このゲームの主なマップは大きく分けて「大平原」「大山脈」「巨大樹海」「大洞窟」の4つです

それぞれが無数の小さいマップを有しており、主に大平原や巨大樹海だとエリア、大山脈や大洞窟だと階層で分かれていて、それぞれ奥に、上に、下に行く程手に入れられるアイテムや、戦うモンスターの等級が上がっていく。

「大洞窟」は現在縦に12の階層と、それぞれ5つのエリアがある。
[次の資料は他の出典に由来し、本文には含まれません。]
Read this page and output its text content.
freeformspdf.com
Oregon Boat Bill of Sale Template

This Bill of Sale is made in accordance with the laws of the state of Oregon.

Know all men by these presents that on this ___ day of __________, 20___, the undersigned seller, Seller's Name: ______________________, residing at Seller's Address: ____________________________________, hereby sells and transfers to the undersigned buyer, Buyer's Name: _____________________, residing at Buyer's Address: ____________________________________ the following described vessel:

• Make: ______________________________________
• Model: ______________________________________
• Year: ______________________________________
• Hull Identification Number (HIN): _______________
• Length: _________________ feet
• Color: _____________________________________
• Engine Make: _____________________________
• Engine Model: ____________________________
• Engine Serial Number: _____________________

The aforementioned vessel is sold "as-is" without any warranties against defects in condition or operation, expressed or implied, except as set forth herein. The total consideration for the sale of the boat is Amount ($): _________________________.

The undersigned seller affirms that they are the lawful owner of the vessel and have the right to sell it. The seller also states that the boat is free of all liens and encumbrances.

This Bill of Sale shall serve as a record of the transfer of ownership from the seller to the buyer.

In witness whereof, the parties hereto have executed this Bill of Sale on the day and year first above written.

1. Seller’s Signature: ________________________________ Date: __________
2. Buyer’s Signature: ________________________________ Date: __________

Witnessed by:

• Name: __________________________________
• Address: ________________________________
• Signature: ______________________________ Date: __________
エリアの形は穴の中心に丸く1エリアと、それを囲むように均等な4つのエリアがある。

層毎に「第〇層」と呼ばれているが、一番下の層のみ「アビス」と名称がつけられている。

年に一度、層が一層増えるが、一層だけでもかなりの規模な為、アビスまで辿り着いた探窟家は今のところは居ないらしい。
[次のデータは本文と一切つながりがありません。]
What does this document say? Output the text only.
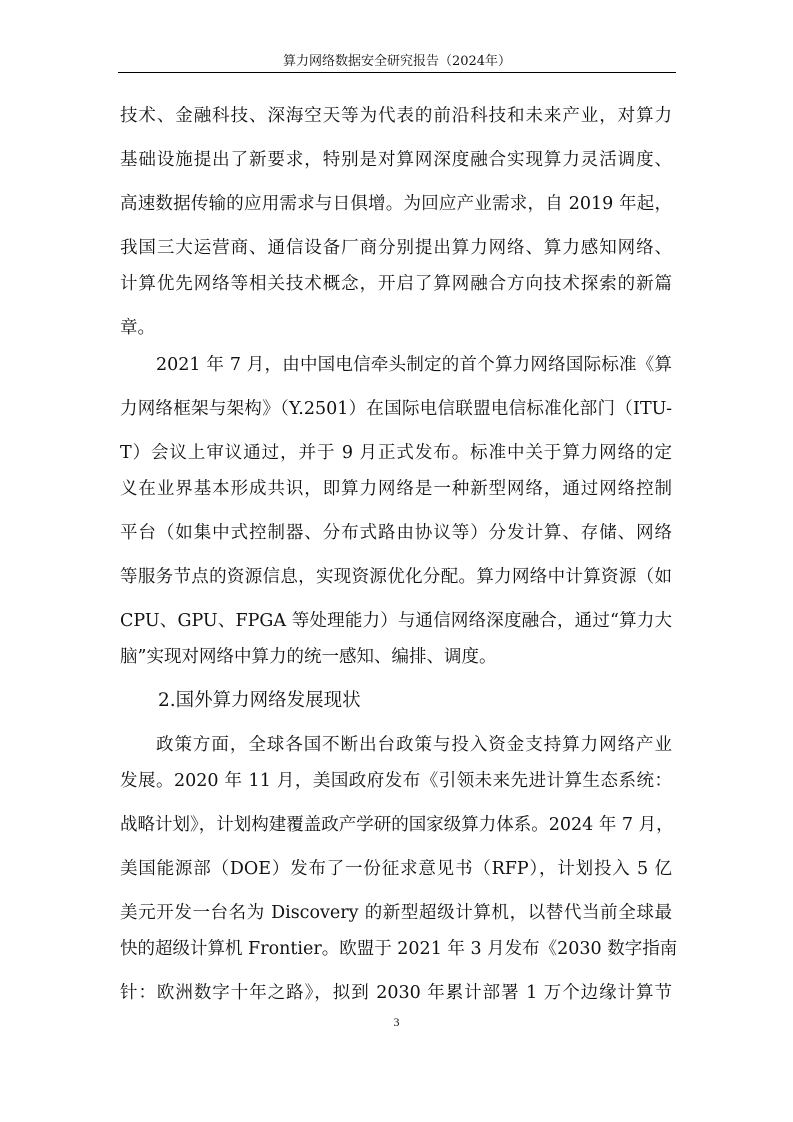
算力网络数据安全研究报告（2024年）
技术、金融科技、深海空天等为代表的前沿科技和未来产业，对算力
基础设施提出了新要求，特别是对算网深度融合实现算力灵活调度、
高速数据传输的应用需求与日俱增。为回应产业需求，自 2019 年起，
我国三大运营商、通信设备厂商分别提出算力网络、算力感知网络、
计算优先网络等相关技术概念，开启了算网融合方向技术探索的新篇
章。
2021 年 7 月，由中国电信牵头制定的首个算力网络国际标准《算
力网络框架与架构》（Y.2501）在国际电信联盟电信标准化部门（ITU-
T）会议上审议通过，并于 9 月正式发布。标准中关于算力网络的定
义在业界基本形成共识，即算力网络是一种新型网络，通过网络控制
平台（如集中式控制器、分布式路由协议等）分发计算、存储、网络
等服务节点的资源信息，实现资源优化分配。算力网络中计算资源（如
CPU、GPU、FPGA 等处理能力）与通信网络深度融合，通过“算力大
脑”实现对网络中算力的统一感知、编排、调度。
2.国外算力网络发展现状
政策方面，全球各国不断出台政策与投入资金支持算力网络产业
发展。2020 年 11 月，美国政府发布《引领未来先进计算生态系统：
战略计划》，计划构建覆盖政产学研的国家级算力体系。2024 年 7 月，
美国能源部（DOE）发布了一份征求意见书（RFP），计划投入 5 亿
美元开发一台名为 Discovery 的新型超级计算机，以替代当前全球最
快的超级计算机 Frontier。欧盟于 2021 年 3 月发布《2030 数字指南
针：欧洲数字十年之路》，拟到 2030 年累计部署 1 万个边缘计算节
3
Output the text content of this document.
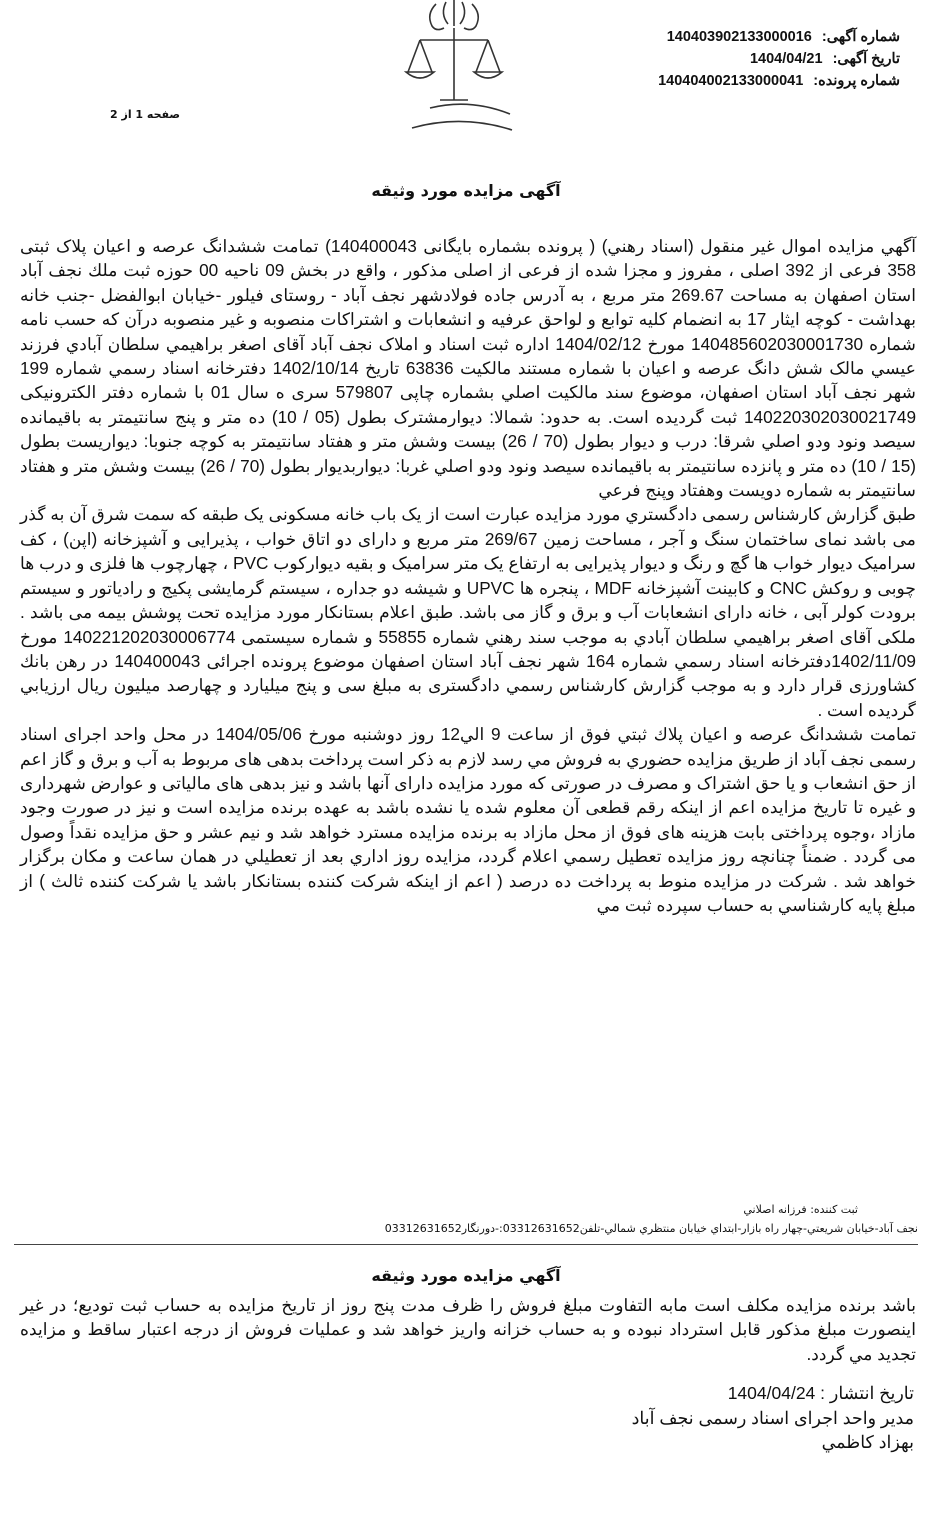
شماره آگهی: 14040390213300001​6
تاریخ آگهی: 1404/04/21
شماره پرونده: 14040400213300004​1
صفحه 1 از 2
آگهی مزایده مورد وثیقه

آگهي مزايده اموال غير منقول (اسناد رهني) ( پرونده بشماره بايگانی 140400043) تمامت ششدانگ عرصه و اعیان پلاک ثبتی 358 فرعی از 392 اصلی ، مفروز و مجزا شده از فرعی از اصلی مذکور ، واقع در بخش 09 ناحیه 00 حوزه ثبت ملك نجف آباد استان اصفهان به مساحت 269.67 متر مربع ، به آدرس جاده فولادشهر نجف آباد - روستای فیلور -خیابان ابوالفضل -جنب خانه بهداشت - کوچه ایثار 17 به انضمام کلیه توابع و لواحق عرفیه و انشعابات و اشتراکات منصوبه و غیر منصوبه درآن که حسب نامه شماره 14048560203000173​0 مورخ 1404/02/12 اداره ثبت اسناد و املاک نجف آباد آقای اصغر براهیمي سلطان آبادي فرزند عیسي مالک شش دانگ عرصه و اعیان با شماره مستند مالکیت 63836 تاریخ 1402/10/14 دفترخانه اسناد رسمي شماره 199 شهر نجف آباد استان اصفهان، موضوع سند مالکیت اصلي بشماره چاپی 579807 سری ه سال 01 با شماره دفتر الکترونیکی 14022030203002174​9 ثبت گردیده است. به حدود: شمالا: دیوارمشترک بطول (05 / 10) ده متر و پنج سانتیمتر به باقیمانده سیصد ونود ودو اصلي شرقا: درب و دیوار بطول (70 / 26) بیست وشش متر و هفتاد سانتیمتر به کوچه جنوبا: دیواریست بطول (15 / 10) ده متر و پانزده سانتیمتر به باقیمانده سیصد ونود ودو اصلي غربا: دیواربدیوار بطول (70 / 26) بیست وشش متر و هفتاد سانتیمتر به شماره دویست وهفتاد وپنج فرعي

طبق گزارش کارشناس رسمی دادگستري مورد مزايده عبارت است از یک باب خانه مسکونی یک طبقه که سمت شرق آن به گذر می باشد نمای ساختمان سنگ و آجر ، مساحت زمین 269/67 متر مربع و دارای دو اتاق خواب ، پذیرایی و آشپزخانه (اپن) ، کف سرامیک دیوار خواب ها گچ و رنگ و دیوار پذیرایی به ارتفاع یک متر سرامیک و بقیه دیوارکوب PVC ، چهارچوب ها فلزی و درب ها چوبی و روکش CNC و کابینت آشپزخانه MDF ، پنجره ها UPVC و شیشه دو جداره ، سیستم گرمایشی پکیج و رادیاتور و سیستم برودت کولر آبی ، خانه دارای انشعابات آب و برق و گاز می باشد. طبق اعلام بستانکار مورد مزایده تحت پوشش بیمه می باشد . ملکی آقای اصغر براهیمي سلطان آبادي به موجب سند رهني شماره 55855 و شماره سیستمی 14022120203000677​4 مورخ 1402/11/09دفترخانه اسناد رسمي شماره 164 شهر نجف آباد استان اصفهان موضوع پرونده اجرائی 140400043 در رهن بانك کشاورزی قرار دارد و به موجب گزارش کارشناس رسمي دادگستری به مبلغ سی و پنج میلیارد و چهارصد میلیون ریال ارزیابي گردیده است .

تمامت ششدانگ عرصه و اعيان پلاك ثبتي فوق از ساعت 9 الي12 روز دوشنبه مورخ 1404/05/06 در محل واحد اجرای اسناد رسمی نجف آباد از طريق مزايده حضوري به فروش مي رسد لازم به ذكر است پرداخت بدهی های مربوط به آب و برق و گاز اعم از حق انشعاب و یا حق اشتراک و مصرف در صورتی که مورد مزایده دارای آنها باشد و نیز بدهی های مالیاتی و عوارض شهرداری و غیره تا تاریخ مزایده اعم از اینکه رقم قطعی آن معلوم شده یا نشده باشد به عهده برنده مزایده است و نیز در صورت وجود مازاد ،وجوه پرداختی بابت هزینه های فوق از محل مازاد به برنده مزایده مسترد خواهد شد و نیم عشر و حق مزایده نقداً وصول می گردد . ضمناً چنانچه روز مزايده تعطيل رسمي اعلام گردد، مزايده روز اداري بعد از تعطيلي در همان ساعت و مكان برگزار خواهد شد . شركت در مزايده منوط به پرداخت ده درصد ( اعم از اینکه شرکت کننده بستانکار باشد یا شرکت کننده ثالث ) از مبلغ پایه کارشناسي به حساب سپرده ثبت مي

ثبت کننده: فرزانه اصلاني
نجف آباد-خيابان شريعتي-چهار راه بازار-ابتداي خيابان منتظري شمالي-تلفن03312631652:-دورنگار03312631652
آگهي مزايده مورد وثيقه

باشد برنده مزایده مکلف است مابه التفاوت مبلغ فروش را ظرف مدت پنج روز از تاریخ مزایده به حساب ثبت توديع؛ در غير اينصورت مبلغ مذکور قابل استرداد نبوده و به حساب خزانه واريز خواهد شد و عمليات فروش از درجه اعتبار ساقط و مزايده تجديد مي گردد.

تاریخ انتشار : 1404/04/24
مدير واحد اجرای اسناد رسمی نجف آباد
بهزاد کاظمي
俺は再び、夕暮れの森へと足を踏み入れた。昼間とは違う、静かで冷たい空気が肌を刺す。木々の隙間から差し込む光は、すでにオレンジ色から鈍い銀色へと変わり、足元の影を長く伸ばしていた。


「隠された洞窟」の場所は、白風が指差してくれてたおかげで、すぐにわかった。大きな岩の隙間から放たれる光は、暗くなった森の中でもはっきりと輝いている。


(…白風には悪いけど、来たからにはやってみないとだしな。危なかったら逃げればいいし…)
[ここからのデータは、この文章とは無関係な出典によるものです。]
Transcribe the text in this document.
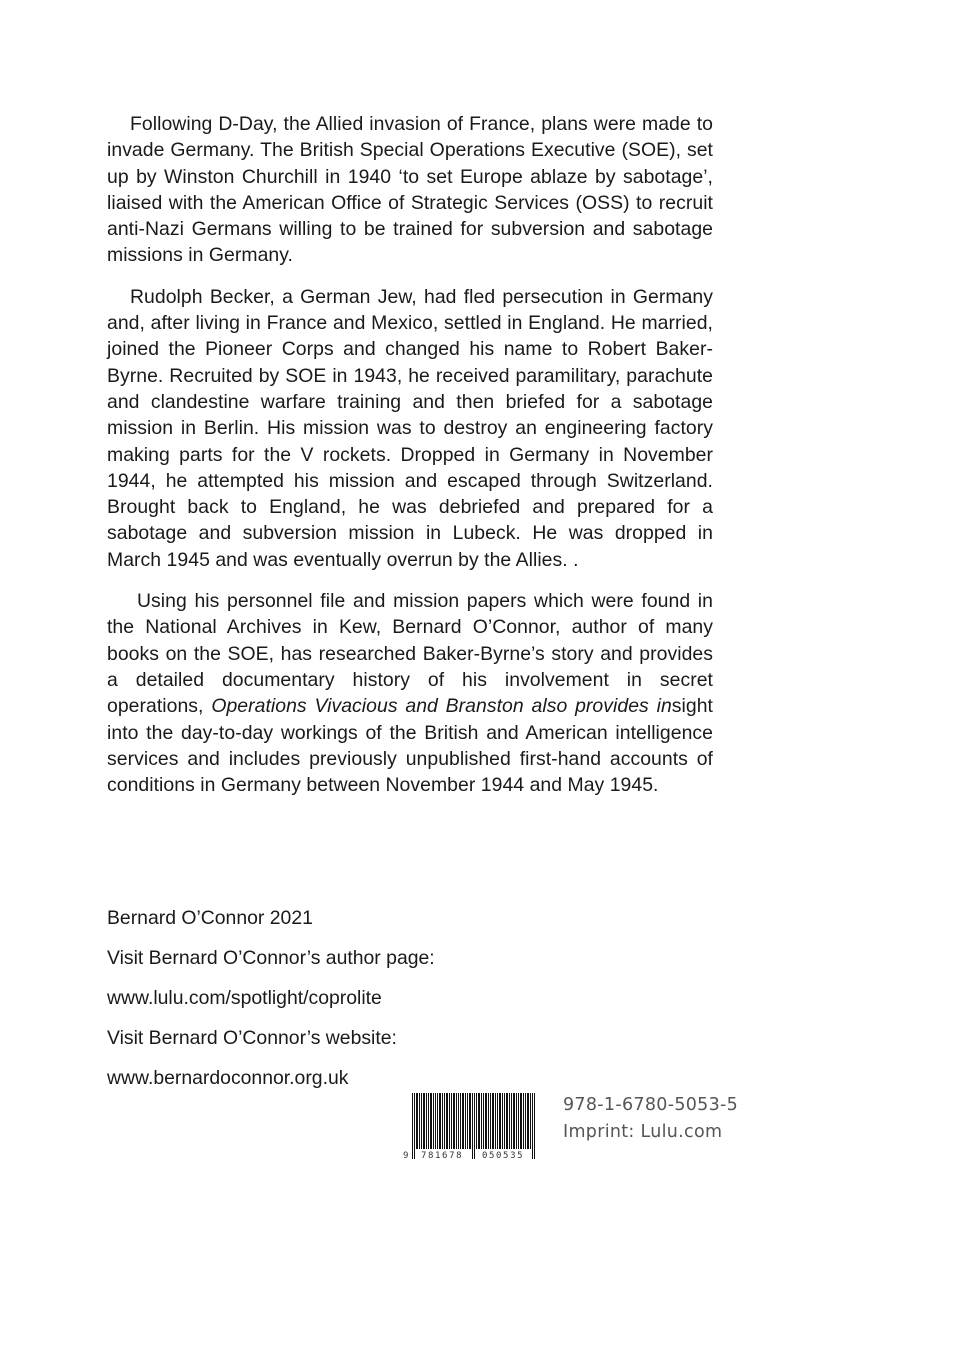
Following D-Day, the Allied invasion of France, plans were made to invade Germany. The British Special Operations Executive (SOE), set up by Winston Churchill in 1940 ‘to set Europe ablaze by sabotage’, liaised with the American Office of Strategic Services (OSS) to recruit anti-Nazi Germans willing to be trained for subversion and sabotage missions in Germany.

Rudolph Becker, a German Jew, had fled persecution in Germany and, after living in France and Mexico, settled in England. He married, joined the Pioneer Corps and changed his name to Robert Baker-Byrne. Recruited by SOE in 1943, he received paramilitary, parachute and clandestine warfare training and then briefed for a sabotage mission in Berlin. His mission was to destroy an engineering factory making parts for the V rockets. Dropped in Germany in November 1944, he attempted his mission and escaped through Switzerland. Brought back to England, he was debriefed and prepared for a sabotage and subversion mission in Lubeck. He was dropped in March 1945 and was eventually overrun by the Allies. .

Using his personnel file and mission papers which were found in the National Archives in Kew, Bernard O’Connor, author of many books on the SOE, has researched Baker-Byrne’s story and provides a detailed documentary history of his involvement in secret operations, Operations Vivacious and Branston also provides insight into the day-to-day workings of the British and American intelligence services and includes previously unpublished first-hand accounts of conditions in Germany between November 1944 and May 1945.

Bernard O’Connor 2021

Visit Bernard O’Connor’s author page:

www.lulu.com/spotlight/coprolite

Visit Bernard O’Connor’s website:

www.bernardoconnor.org.uk

9 781678 050535
978-1-6780-5053-5
Imprint: Lulu.com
自分に言い訳をするように呟き、俺は慎重に洞窟の入り口へと近づいた。岩の隙間は人が一人通れるほどの狭さだ。体を横にして、ゆっくりと中に入る。


洞窟の中は、外の光が届かず、漆黒の闇に包まれていた。しかし、すぐに足元から微かに光が放たれ、俺の周囲をぼんやりと照らし出した。


『「隠されし回帰の洞窟」を発見しました。緊急クエスト【彼ノ者ノ軌跡】が開始されました。』

「ゑ?」


システムメッセージが表示され、俺は思わず息をのんだ。緊急クエスト?白風はそんな事何も言っていなかった。この洞窟は、ただの珍しい場所ではないのか?。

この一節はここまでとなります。